Мощный удар водяной струи вернул Буффо его изначальную форму, сбил с ног, подбросил в воздух в последнем в его карьере сальто и наконец пригвоздил спиной к манежу. Через несколько секунд, пока толпа держалась за животики и утирала глаза, Самсон-Силач поволок распростертого, насквозь промокшего, полубессознательного, галлюцинирующего Буффо в проход, ведущий к фойе. Дети с хихиканьем награждали его прощальными шлепками «на удачу», пока он не исчез, словно с лица земли, в то время как остальные клоуны носились среди кресел, целовали детей, раздавали леденцы и хохотали, хохотали, хохотали без умолку, только бы скрыть свалившееся на них горе.
Одетый в сюртук врач ждал в буфете, сопровождаемый двумя гигантами с суровыми лицами и раскосыми глазами, которые держали радушно распахнутую смирительную рубашку. Когда Принцесса открыла на манеже крышку белого рояля и Миньона замахала своими кружевными юбками, изрыгающего проклятья Буффо уже грузили в поджидающий экипаж, и он в первый и последний раз в своей жизни покинул цирк путем истинного джентльмена – через парадный вход.
Прощай, старина… Из гроба безумия тебе уже не вырваться.

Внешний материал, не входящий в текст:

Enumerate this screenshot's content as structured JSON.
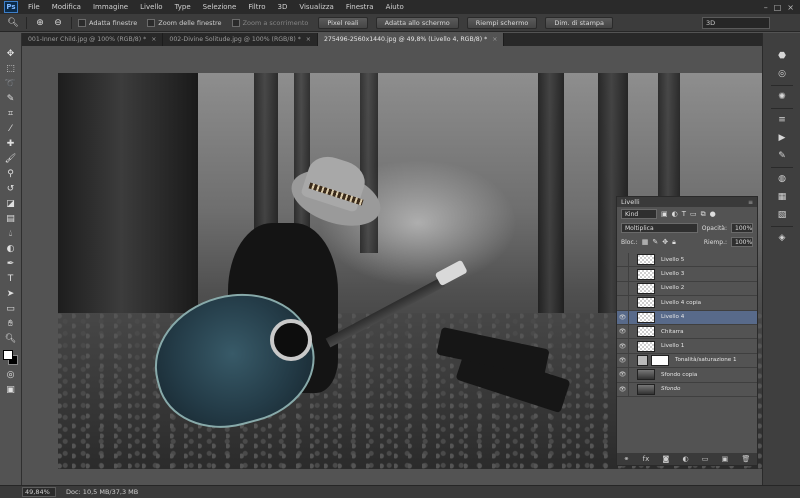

Дрожащий, белый как полотно, в очередной раз до нитки промокший Уолсер пропустил свой танец с тигрицей и попытался найти убежище в гримерке у Феверс, в месте, как оказалось, терзаемом серьезным раздором. Лиззи была поглощена составлением послания домой, предоставив воздушной гимнастке облачаться в свой костюм самостоятельно. Феверс учтиво предложила Уолсеру бренди, протянула ему полотенце, но лишь поцокала языком над кошмарной историей Тайной вечери Буффо: было ясно, что мысли ее занимало отнюдь не представление. Ее вечернее платье из красного атласа висело за дверью, уже готовое по окончании программы унестись вместе с ней к тайным наслаждениям. На стене колыхалась потрепанная от многочисленных переездов афиша горбуна-французишки, словно напоминая о том, что Феверс под силу абсолютно все.

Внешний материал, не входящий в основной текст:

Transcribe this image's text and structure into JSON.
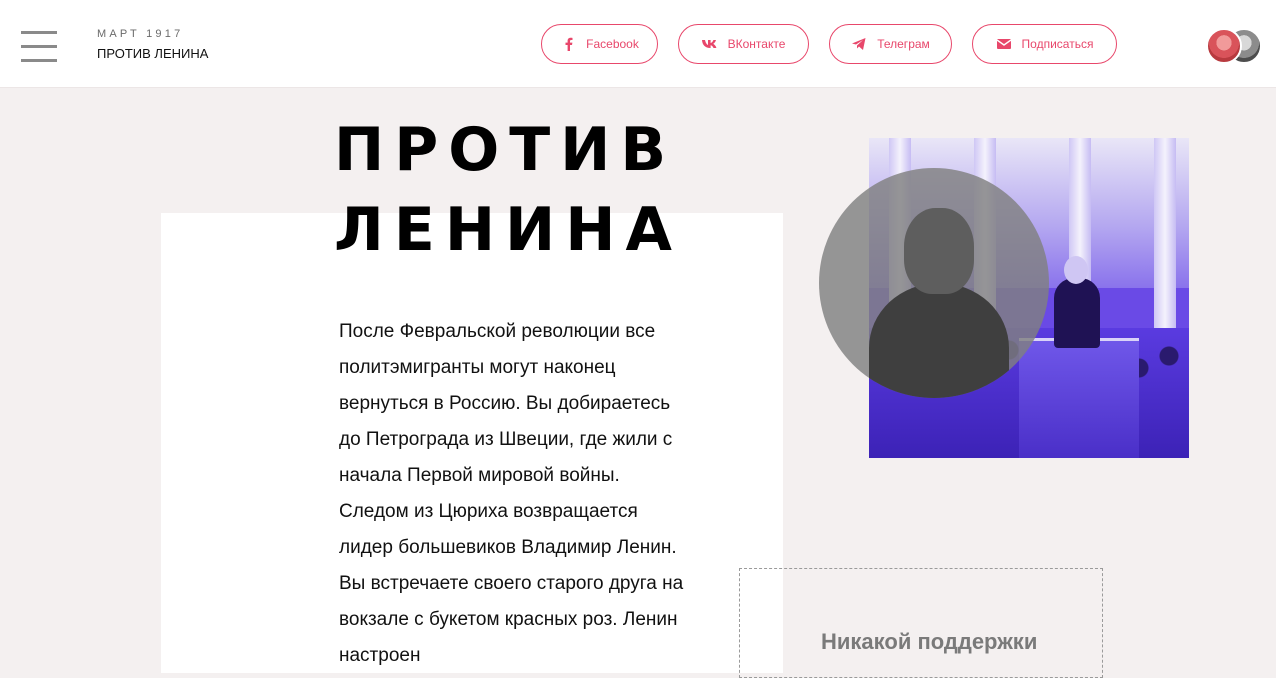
{
  "header": {
    "kicker": "МАРТ 1917",
    "title": "ПРОТИВ ЛЕНИНА",
    "share": [
      {
        "label": "Facebook",
        "icon": "facebook-icon"
      },
      {
        "label": "ВКонтакте",
        "icon": "vk-icon"
      },
      {
        "label": "Телеграм",
        "icon": "telegram-icon"
      },
      {
        "label": "Подписаться",
        "icon": "mail-icon"
      }
    ],
    "accent_color": "#e8476b"
  },
  "article": {
    "headline_line1": "ПРОТИВ",
    "headline_line2": "ЛЕНИНА",
    "intro": "После Февральской революции все политэмигранты могут наконец вернуться в Россию. Вы добираетесь до Петрограда из Швеции, где жили с начала Первой мировой войны. Следом из Цюриха возвращается лидер большевиков Владимир Ленин. Вы встречаете своего старого друга на вокзале с букетом красных роз. Ленин настроен"
  },
  "sidebar": {
    "title": "Никакой поддержки"
  }
}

Лихорадочно-возбужденная, словно собираясь совершить нечто противозаконное, она сидела у зеркала. На правом запястье у нее сверкал массивный браслет; она надевала серьги с драгоценными камнями, по сравнению с которыми Кохинор[87] выглядел дешевой безделушкой.
– Нравится? – просияв, спросила она Уолсера. – Лучшие друзья любой девушки.
Лиззи саркастически фыркнула и уже готова была заговорить, как вдруг издали донесся глухой рев невидимой толпы, выражающий настолько неподдельную, страстную, ни с чем не сравнимую эмоцию, что они почувствовали ее даже в своей тесной мансарде над внутренним двором. Так, должно быть, гудела толпа римлян, когда лев пожирал первых приверженцев христианской веры.
Последовал хлопок выстрела.
С первыми оглушительными аккордами неистовой музыки оркестра в дверь гримерки отчаянно забарабанили.